The relatively short time between the beginning of symptoms and death is concerning.

Medical professionals have expressed apprehensions about a condition that has not yet been identified and has the potential to kill within hours.
In the northwest of the Democratic Republic of the Congo, the World Health Organization (WHO) has stated that an unknown disease that causes symptoms in a short amount of time has been responsible for more than fifty deaths.
In the African nation, healthcare professionals from the World Health Organization (WHO) have treated hundreds of patients and discovered that there is a short period of time, two days, between the development of symptoms and the deaths that occur.
“Really worrying” is what Serge Ngalebato, the medical director of the Bikoro Hospital, which is a regional monitoring center, said in a statement after the alarming discovery.
According to the medical personnel, the relatively short window of time between the onset of symptoms and death is unsettling.
According to the World Health Organization (WHO), another virus may have sprung from animals and spread to people, which could explain the current outbreak.

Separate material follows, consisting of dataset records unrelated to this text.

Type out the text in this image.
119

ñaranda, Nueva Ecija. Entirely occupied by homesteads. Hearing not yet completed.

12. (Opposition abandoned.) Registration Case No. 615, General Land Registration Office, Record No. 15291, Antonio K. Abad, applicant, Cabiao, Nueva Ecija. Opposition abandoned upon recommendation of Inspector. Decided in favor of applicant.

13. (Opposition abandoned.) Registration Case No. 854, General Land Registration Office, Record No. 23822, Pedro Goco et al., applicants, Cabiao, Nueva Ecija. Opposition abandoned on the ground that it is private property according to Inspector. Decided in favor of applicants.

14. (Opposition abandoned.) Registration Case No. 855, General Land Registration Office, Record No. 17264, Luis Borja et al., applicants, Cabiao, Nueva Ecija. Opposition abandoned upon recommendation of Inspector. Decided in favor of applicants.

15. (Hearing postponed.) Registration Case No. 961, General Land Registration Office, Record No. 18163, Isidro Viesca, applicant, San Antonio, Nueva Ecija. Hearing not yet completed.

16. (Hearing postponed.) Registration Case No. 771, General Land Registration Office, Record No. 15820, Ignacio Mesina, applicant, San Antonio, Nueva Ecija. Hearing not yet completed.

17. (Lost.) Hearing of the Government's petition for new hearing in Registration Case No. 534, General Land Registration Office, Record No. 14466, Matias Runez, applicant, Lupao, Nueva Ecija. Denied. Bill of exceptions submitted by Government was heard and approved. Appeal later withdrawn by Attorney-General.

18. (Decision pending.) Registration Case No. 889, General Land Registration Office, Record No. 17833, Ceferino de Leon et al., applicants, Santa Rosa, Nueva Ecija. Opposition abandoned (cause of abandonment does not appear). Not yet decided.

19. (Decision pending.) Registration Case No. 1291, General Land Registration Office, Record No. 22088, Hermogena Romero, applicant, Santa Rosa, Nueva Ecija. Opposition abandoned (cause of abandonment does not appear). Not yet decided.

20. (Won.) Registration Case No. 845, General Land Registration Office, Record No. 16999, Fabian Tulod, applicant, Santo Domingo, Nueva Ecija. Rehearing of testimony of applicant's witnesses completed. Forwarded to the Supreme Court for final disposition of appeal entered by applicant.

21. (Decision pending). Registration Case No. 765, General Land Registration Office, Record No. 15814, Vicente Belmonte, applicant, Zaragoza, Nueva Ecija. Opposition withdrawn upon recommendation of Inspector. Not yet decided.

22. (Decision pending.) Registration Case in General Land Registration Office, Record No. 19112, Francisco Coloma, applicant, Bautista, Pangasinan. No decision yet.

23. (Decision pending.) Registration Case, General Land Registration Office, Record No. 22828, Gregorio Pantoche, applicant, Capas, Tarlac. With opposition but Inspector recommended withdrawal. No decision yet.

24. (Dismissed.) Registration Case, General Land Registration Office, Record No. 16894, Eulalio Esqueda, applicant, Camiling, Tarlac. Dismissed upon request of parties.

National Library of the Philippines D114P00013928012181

419 cases have been reported from the beginning of the outbreak on January 21st until the middle of February.
With over 400 cases reported since then, 53 have died, for a fatality rate of about 12.49%—quite high when compared to disorders like COVID-19, which has a rate of about 3.14%.
After three children in the town of Boloko ingested a bat and died within 48 hours after experiencing hemorrhagic fever symptoms, the first outbreak occurred, according to the WHO’s Africa division.
Thirteen cases have been sent for testing to the National Institute for Biomedical Research in Kinshasa, the capital of the country, following the second breakout of the mystery disease in the town of Bomate on February 9.